Tal vez el
título de este post extrañe un poco en un tiempo en el que está muy extendida la
creencia de que los derechos son absolutos y no deben ir unidos a deberes, como
la cara y la cruz de una misma moneda. No me cabe la menor duda de que también
la libertad de expresión tiene límites, no todo vale ni todo está permitido en
aras de este derecho. El respeto a lo que establecen las leyes sobre el honor o
la propia imagen son algunos de esos
límites en nuestro país. Cierto que son límites intangibles y difíciles de
precisar pero existen. Admito que me adentro en un terreno muy pantanoso pero
me niego a aceptar que con invocar el derecho a la libertad de expresión deben
removerse todas las barreras que se le interpongan en su camino y quedar libre su
ejercicio de cualquier tipo de reproche social o legal. Cuestión distinta es la
intensidad de ese reproche en cada caso concreto.
Me parece excesivo que al
rapero mallorquín se le condene a tres
años y medio de cárcel por sus letras ofensivas para la Corona, amenazantes y enaltecedoras
del terrorismo. El mal gusto que rezuman sus textos se podía haber
zanjado con una sanción o una advertencia, teniendo en cuenta, además, la
ausencia de antecedentes. Por otro lado, ordenar, pedir o sugerir la retirada
de unas obras de una exposición porque aluden a unos señores a los que se
presenta como “presos políticos”, es una supina estupidez de quienes tomaron y
ejecutaron esa decisión amparados en un ridículo deseo de no perturbar el
conjunto de la exposición. Con ella han terminado haciendo famoso y puede que
rico a un artista del que muy pocos
habían oído hablar hasta ahora y a una obra que probablemente no pasará a la
historia del arte por su calidad artística.
Tanto en el caso del rapero
mallorquín como en el del autor del montaje artístico me parece evidente el
ánimo provocador de ambos, algo por otro lado más antiguo que la pana cuando lo
que se pretende es llamar la atención social y sacar la cabeza en un mercado
extraordinariamente competitivo.
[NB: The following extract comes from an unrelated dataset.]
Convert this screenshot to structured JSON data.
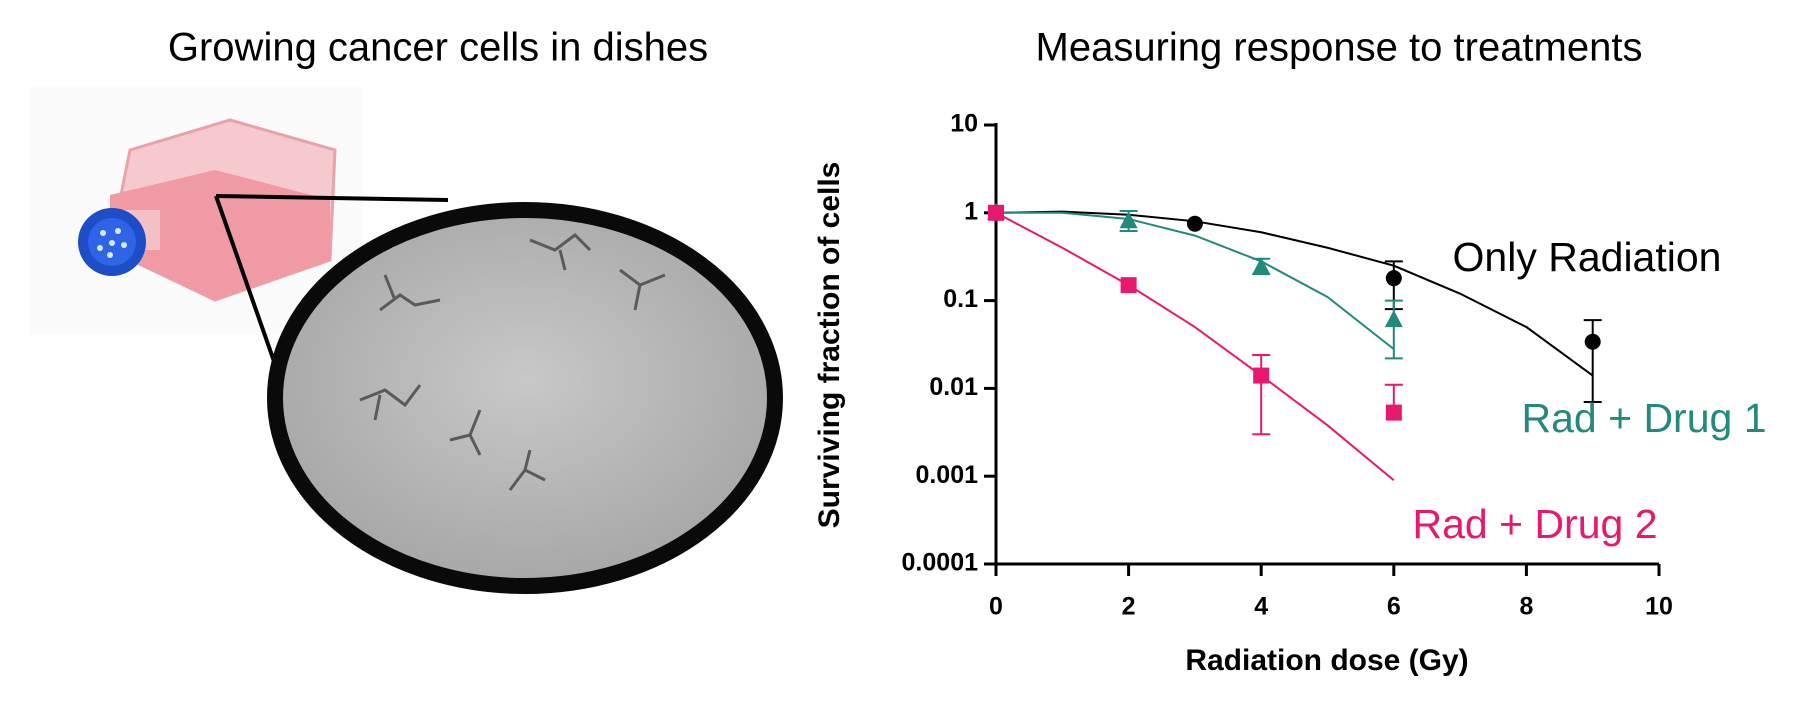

A fe que lo han conseguido los dos gracias a
un exceso judicial y a una lamentable torpeza política. Un caso distinto es el
del libro “Fariña” del periodista Nacho Carretero, secuestrado judicialmente
ahora, tres años después de salir a la venta. El celo de una juez madrileña en
defensa de los derechos de un cacique gallego ha disparado las ventas del
libro, que se cotiza ya a 300 euros, y ha puesto los dientes largos a una
cadena de televisión que ya ha anuncido el adelanto a esta semana de una serie
para cuyo estreno aún no tenía fecha: la decisión judicial se la ha proporcionado
gratis y camino va de convertir la obra en un best seller. Se trata, en mi
opinión, de otra sobreactuación judicial que contiene también con claridad todos
los elementos propios de la censura.
En una sociedad democrática son en último
extremos los jueces los encargados de determinar si se ha rebasado la línea
roja de la libertad de expresión y se han conculcado otros derechos
concurrentes con la misma. Esa línea, imprecisa y muchas veces borrosa, tiene
que estar en todo momento lo más lejos posible de cualquier tentación de censura
como se aprecia en estos tres casos, distintos entre sí pero unidos por un
denominador común: el uso de la libertad de expresión. Estamos ante un derecho
que constituye la clave de bóveda de la democracia, lo que no lo convierte sin
embargo en absoluto. Por decirlo con palabras de la filósofa y catedrática de
Ética de la Universidad de Barcelona, Victoria Camps, “uno no puede decir todo
lo que quiera y, por tanto, conviene pensárselo dos veces antes de ofender o
sentirse ofendido”. ¿No es de sentido común?